Potentiation and inhibition of neuronal nicotinic receptors by atropine: Competitive and noncompetitive effects

Atropine, the classic muscarinic receptor antagonist, inhibits ion currents mediated by neuronal nicotinic acetylcholine receptors expressed in Xenopus laevis oocytes. At the holding potential of -80 mV, 1 mu M atropine inhibits 1 mM acetylcholine-induced inward currents mediated by rat alpha 2 beta 2, alpha 2 beta 4, alpha 3 beta 2, alpha 3 beta 4, alpha 4 beta 2, alpha 4 beta 4, and alpha 7 nicotinic receptors by 12-56%. Inward currents induced with a low agonist concentration are equally inhibited (alpha 3 beta 2, alpha 3 beta 4), less inhibited (alpha 2 beta 4, alpha 7), or potentiated (alpha 4 beta 2, alpha 4 beta 4) by 1 mu M atropine. Effects on the more sensitive alpha 4 beta 4 nicotinic receptors were investigated in detail by systematic variation of acetylcholine and atropine concentrations and of membrane potential.
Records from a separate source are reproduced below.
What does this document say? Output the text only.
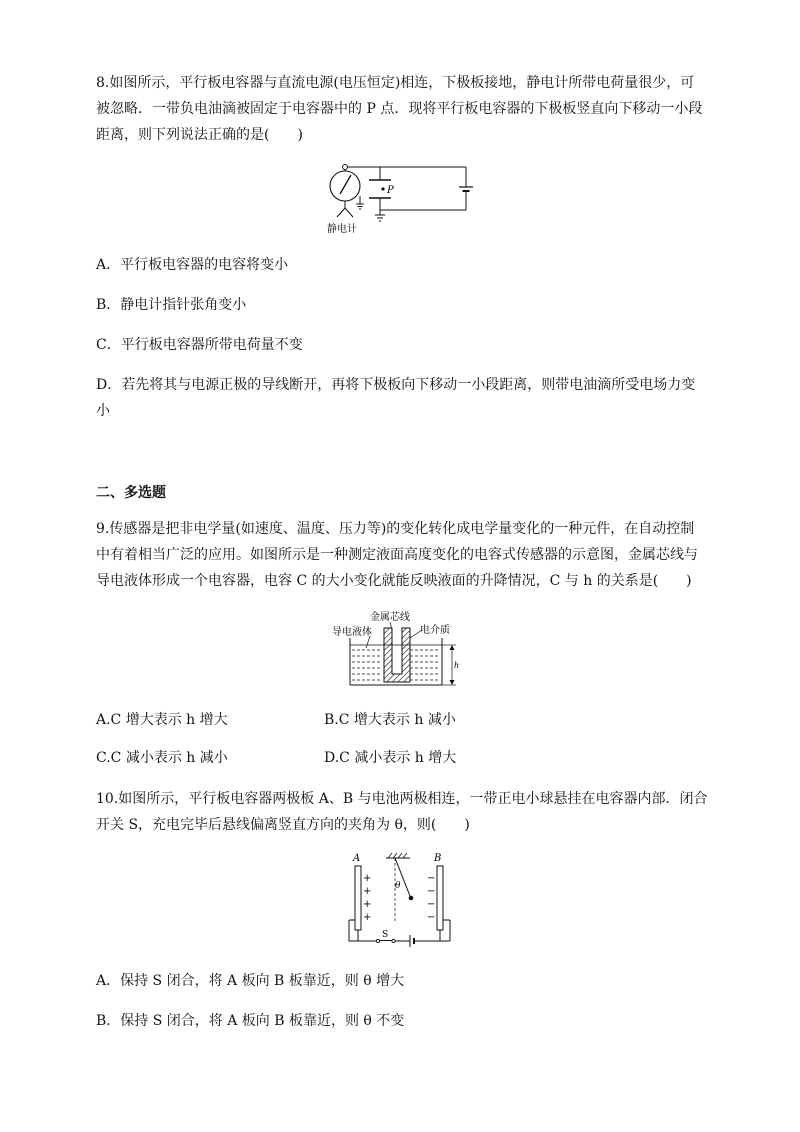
8.如图所示，平行板电容器与直流电源(电压恒定)相连，下极板接地，静电计所带电荷量很少，可被忽略．一带负电油滴被固定于电容器中的 P 点．现将平行板电容器的下极板竖直向下移动一小段距离，则下列说法正确的是(　　)

P
静电计

A．平行板电容器的电容将变小

B．静电计指针张角变小

C．平行板电容器所带电荷量不变

D．若先将其与电源正极的导线断开，再将下极板向下移动一小段距离，则带电油滴所受电场力变小

二、多选题

9.传感器是把非电学量(如速度、温度、压力等)的变化转化成电学量变化的一种元件，在自动控制中有着相当广泛的应用。如图所示是一种测定液面高度变化的电容式传感器的示意图，金属芯线与导电液体形成一个电容器，电容 C 的大小变化就能反映液面的升降情况，C 与 h 的关系是(　　)

金属芯线
导电液体	电介质
h

A.C 增大表示 h 增大	B.C 增大表示 h 减小

C.C 减小表示 h 减小	D.C 减小表示 h 增大

10.如图所示，平行板电容器两极板 A、B 与电池两极相连，一带正电小球悬挂在电容器内部．闭合开关 S，充电完毕后悬线偏离竖直方向的夹角为 θ，则(　　)

A	B
+
+
+
+
−
−
−
−
θ
S

A．保持 S 闭合，将 A 板向 B 板靠近，则 θ 增大

B．保持 S 闭合，将 A 板向 B 板靠近，则 θ 不变
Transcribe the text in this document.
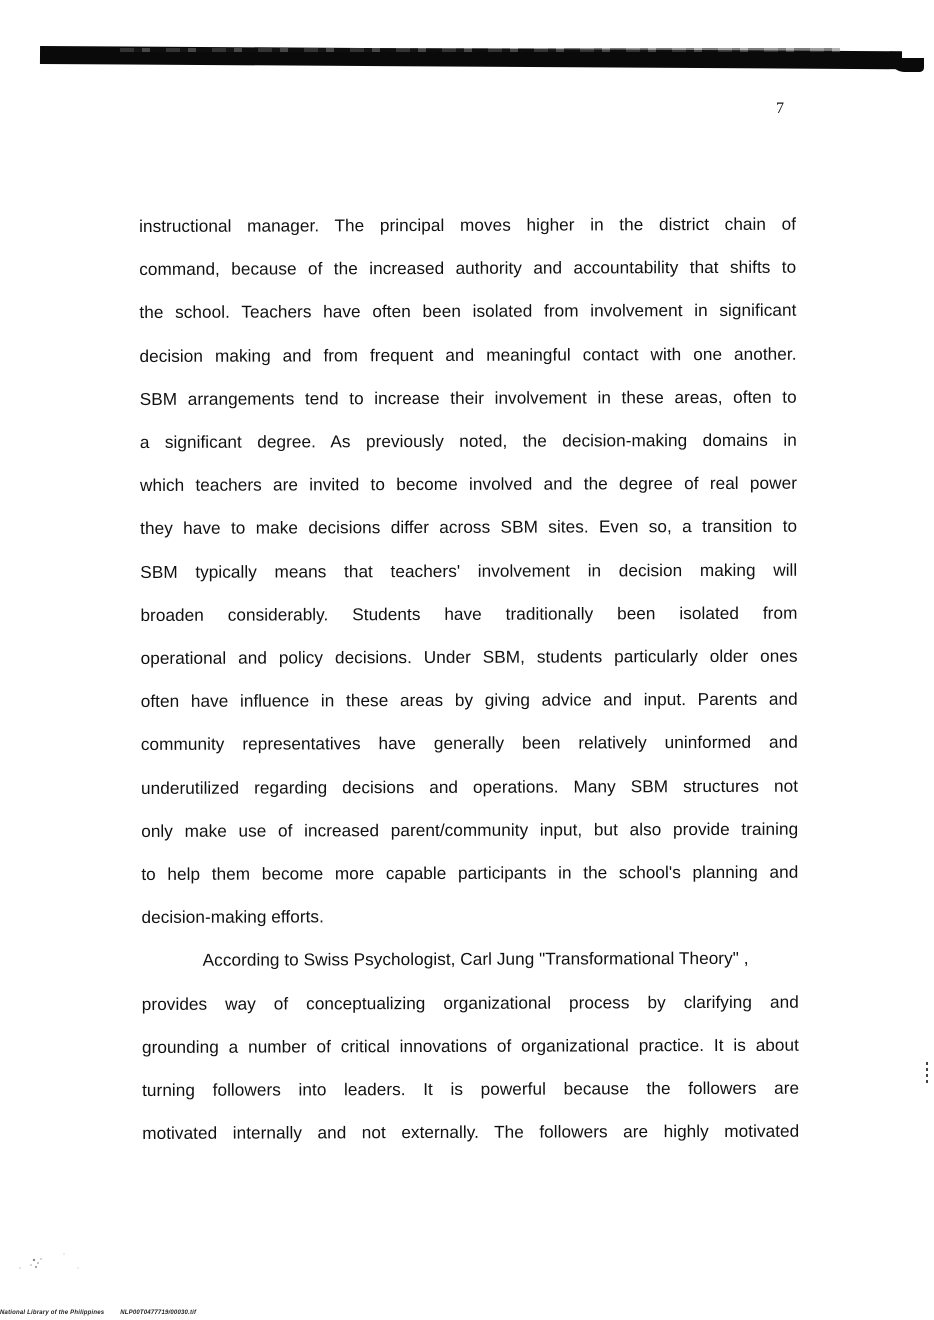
7
instructional manager. The principal moves higher in the district chain of
command, because of the increased authority and accountability that shifts to
the school. Teachers have often been isolated from involvement in significant
decision making and from frequent and meaningful contact with one another.
SBM arrangements tend to increase their involvement in these areas, often to
a significant degree. As previously noted, the decision-making domains in
which teachers are invited to become involved and the degree of real power
they have to make decisions differ across SBM sites. Even so, a transition to
SBM typically means that teachers' involvement in decision making will
broaden considerably. Students have traditionally been isolated from
operational and policy decisions. Under SBM, students particularly older ones
often have influence in these areas by giving advice and input. Parents and
community representatives have generally been relatively uninformed and
underutilized regarding decisions and operations. Many SBM structures not
only make use of increased parent/community input, but also provide training
to help them become more capable participants in the school's planning and
decision-making efforts.
According to Swiss Psychologist, Carl Jung "Transformational Theory" ,
provides way of conceptualizing organizational process by clarifying and
grounding a number of critical innovations of organizational practice. It is about
turning followers into leaders. It is powerful because the followers are
motivated internally and not externally. The followers are highly motivated
National Library of the Philippines	NLP00T0477719/00030.tif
At high agonist concentration, atropine inhibits alpha 4 beta 4 nicotinic receptor-mediated ion current in a noncompetitive, voltage-dependent way with IC50 values of 655 nM at -80 mV and of 4.5 mu M at -40 mV. At low agonist concentration, 1 mu M atropine potentiates alpha 4 beta 4 nicotinic receptor-mediated ion current. This potentiating effect is surmounted by high concentrations of acetylcholine, indicating a competitive interaction of atropine with the nicotinic receptor, and potentiation is also reversed at high atropine concentrations. Steady state effects of acetylcholine and atropine are accounted for by a model for combined receptor occupation and channel block, in which atropine acts on two distinct sites. The first site is associated with noncompetitive ion channel block. The second site is associated with competitive potentiation, which appears to occur when the agonist recognition sites of the receptor are occupied by acetylcholine and atropine. The apparent affinity of atropine for the agonist recognition sites of the alpha 4 beta 4 nicotinic acetylcholine receptor is estimated to be 29.9 mu M.